Status: sedang berlangsung
Genre:Mengubah Takdir / Perjodohan / Cinta Seiring Waktu
Popularitas:831
Nilai: 5
Nama Author: Fazry Fazriyah

Nara menatap Zaid dengan perasaan campur aduk. Pria berhati dingin ini baru saja melemparkan skenario paling menakutkan dalam hidupnya, memaksa Nara untuk memilih. "terus bersembunyi dalam ketakutan, atau mempertaruhkan segalanya demi cinta yang selama ini ia sembunyikan.

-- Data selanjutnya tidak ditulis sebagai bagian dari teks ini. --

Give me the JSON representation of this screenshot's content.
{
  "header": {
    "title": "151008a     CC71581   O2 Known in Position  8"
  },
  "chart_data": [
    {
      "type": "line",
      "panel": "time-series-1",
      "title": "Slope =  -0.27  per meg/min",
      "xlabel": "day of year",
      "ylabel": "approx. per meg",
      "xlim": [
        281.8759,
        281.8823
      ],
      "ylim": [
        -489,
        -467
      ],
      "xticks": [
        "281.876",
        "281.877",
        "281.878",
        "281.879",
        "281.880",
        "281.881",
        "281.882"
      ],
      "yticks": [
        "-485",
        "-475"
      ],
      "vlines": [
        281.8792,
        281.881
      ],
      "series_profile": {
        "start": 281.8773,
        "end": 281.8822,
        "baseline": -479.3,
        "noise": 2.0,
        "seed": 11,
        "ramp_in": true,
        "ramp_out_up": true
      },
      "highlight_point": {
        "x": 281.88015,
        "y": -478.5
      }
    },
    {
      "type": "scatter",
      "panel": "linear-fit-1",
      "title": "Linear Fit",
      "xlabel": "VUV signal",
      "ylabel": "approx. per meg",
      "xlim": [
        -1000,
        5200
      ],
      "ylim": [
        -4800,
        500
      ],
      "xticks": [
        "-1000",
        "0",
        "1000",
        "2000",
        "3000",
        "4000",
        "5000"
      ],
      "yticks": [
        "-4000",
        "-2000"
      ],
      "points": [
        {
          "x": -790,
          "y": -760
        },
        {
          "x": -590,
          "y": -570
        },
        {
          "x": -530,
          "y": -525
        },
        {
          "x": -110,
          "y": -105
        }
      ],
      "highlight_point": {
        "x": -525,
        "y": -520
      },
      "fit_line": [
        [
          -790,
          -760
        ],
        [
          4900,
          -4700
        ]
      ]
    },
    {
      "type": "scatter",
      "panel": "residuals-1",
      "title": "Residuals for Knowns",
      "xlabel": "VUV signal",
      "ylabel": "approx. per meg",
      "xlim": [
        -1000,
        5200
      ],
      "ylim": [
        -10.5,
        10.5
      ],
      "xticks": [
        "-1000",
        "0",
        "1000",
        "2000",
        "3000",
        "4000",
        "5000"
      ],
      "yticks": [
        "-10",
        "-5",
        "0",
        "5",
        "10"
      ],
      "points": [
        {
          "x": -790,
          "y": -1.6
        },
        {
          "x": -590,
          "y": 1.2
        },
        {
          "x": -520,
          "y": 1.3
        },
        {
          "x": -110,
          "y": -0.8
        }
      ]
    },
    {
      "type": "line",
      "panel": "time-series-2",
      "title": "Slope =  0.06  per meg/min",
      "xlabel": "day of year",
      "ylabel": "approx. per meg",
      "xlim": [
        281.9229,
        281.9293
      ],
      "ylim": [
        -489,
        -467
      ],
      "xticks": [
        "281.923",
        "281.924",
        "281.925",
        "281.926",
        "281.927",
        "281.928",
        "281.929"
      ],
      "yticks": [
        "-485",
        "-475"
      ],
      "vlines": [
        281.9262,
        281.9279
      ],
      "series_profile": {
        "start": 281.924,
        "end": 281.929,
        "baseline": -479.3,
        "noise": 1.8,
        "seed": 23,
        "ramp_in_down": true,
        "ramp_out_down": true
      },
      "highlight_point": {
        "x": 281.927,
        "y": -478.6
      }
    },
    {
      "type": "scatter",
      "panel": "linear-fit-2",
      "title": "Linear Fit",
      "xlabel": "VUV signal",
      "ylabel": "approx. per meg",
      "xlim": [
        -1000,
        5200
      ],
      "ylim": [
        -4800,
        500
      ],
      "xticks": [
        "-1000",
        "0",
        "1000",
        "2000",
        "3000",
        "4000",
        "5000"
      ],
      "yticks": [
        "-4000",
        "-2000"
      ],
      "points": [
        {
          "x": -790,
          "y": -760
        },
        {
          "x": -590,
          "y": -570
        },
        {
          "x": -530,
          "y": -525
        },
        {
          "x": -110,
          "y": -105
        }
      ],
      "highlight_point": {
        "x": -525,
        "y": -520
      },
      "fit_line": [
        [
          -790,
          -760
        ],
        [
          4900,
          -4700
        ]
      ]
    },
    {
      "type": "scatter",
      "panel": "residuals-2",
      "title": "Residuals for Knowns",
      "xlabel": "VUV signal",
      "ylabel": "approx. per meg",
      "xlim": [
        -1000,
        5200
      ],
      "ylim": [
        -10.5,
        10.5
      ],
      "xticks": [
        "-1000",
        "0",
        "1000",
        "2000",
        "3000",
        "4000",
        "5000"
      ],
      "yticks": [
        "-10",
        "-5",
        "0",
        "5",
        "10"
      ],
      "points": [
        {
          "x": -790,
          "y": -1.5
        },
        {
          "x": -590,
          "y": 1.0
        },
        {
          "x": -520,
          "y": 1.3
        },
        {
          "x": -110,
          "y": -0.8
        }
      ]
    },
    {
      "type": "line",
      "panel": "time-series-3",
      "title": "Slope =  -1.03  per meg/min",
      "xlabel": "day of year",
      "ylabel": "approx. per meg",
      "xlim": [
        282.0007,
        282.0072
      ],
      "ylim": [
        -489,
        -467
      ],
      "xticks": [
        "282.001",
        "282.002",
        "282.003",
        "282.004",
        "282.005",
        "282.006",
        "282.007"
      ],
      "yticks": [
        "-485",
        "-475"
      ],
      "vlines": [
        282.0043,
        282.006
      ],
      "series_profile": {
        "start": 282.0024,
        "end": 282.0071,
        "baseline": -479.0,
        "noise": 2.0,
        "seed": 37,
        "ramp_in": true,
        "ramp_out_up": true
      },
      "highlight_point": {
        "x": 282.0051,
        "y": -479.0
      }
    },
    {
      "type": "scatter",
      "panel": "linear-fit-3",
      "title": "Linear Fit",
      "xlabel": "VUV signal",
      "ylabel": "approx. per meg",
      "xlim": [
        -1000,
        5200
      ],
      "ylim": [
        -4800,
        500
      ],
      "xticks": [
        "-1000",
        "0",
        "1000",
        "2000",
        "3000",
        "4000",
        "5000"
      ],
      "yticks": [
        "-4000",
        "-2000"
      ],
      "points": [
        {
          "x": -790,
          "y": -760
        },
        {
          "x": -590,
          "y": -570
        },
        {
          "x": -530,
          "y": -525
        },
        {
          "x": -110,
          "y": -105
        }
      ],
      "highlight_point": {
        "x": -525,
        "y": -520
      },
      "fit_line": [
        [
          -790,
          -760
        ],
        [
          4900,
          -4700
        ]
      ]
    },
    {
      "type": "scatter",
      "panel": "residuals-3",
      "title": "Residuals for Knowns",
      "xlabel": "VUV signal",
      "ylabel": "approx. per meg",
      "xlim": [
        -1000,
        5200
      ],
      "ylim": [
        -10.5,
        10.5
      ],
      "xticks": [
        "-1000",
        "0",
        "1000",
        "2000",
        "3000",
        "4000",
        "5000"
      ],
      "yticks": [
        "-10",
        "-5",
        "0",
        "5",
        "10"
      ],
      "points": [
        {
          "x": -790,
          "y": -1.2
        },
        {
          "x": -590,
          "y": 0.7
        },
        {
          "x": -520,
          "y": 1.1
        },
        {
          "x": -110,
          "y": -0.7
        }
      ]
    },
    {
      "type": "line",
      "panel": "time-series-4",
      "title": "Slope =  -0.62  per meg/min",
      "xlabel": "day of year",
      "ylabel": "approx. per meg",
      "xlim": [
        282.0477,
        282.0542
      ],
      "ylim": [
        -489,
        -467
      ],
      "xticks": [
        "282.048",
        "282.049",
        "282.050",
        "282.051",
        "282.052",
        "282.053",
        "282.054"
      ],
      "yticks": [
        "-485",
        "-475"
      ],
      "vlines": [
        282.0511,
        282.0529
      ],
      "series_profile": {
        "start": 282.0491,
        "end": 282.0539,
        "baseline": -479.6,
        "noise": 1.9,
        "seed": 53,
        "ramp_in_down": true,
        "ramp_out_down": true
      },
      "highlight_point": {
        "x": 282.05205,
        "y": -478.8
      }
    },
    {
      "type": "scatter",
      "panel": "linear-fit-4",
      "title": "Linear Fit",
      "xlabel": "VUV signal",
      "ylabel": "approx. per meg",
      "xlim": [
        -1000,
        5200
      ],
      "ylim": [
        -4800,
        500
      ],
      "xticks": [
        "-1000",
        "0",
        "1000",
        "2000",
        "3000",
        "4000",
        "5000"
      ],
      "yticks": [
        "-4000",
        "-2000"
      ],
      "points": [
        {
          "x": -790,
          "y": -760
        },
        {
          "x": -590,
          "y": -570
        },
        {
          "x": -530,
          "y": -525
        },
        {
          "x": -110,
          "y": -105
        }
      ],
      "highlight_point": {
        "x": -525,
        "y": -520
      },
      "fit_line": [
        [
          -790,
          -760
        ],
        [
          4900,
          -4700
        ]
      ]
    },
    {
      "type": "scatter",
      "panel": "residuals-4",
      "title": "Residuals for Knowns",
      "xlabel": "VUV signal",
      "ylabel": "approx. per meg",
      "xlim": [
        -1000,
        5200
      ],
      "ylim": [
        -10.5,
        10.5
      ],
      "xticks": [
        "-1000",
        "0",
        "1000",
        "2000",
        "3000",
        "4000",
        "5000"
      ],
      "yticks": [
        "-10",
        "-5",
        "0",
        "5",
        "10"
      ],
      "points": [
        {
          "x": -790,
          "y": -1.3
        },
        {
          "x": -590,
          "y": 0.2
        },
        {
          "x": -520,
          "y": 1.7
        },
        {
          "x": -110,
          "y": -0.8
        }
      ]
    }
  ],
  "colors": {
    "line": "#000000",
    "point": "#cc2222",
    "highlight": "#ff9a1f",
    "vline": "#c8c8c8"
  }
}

Karya ini diterbitkan atas izin NovelToon Fazry Fazriyah, isi konten hanyalah pandangan pribadi pembuatnya, tidak mewakili NovelToon sendiri

10. Dua Laki-laki

Langit sore di sudut kota bertutup awan oranye keemasan saat angin sejuk membawa aroma popcorn karamel dan harum manis gulali.

Di tengah riuhnya gelak tawa anak-anak, dentingan musik carousel yang bernada klasik, serta jeritan histeris pengunjung dari wahana roller coaster, dua pria berdiri berhadapan.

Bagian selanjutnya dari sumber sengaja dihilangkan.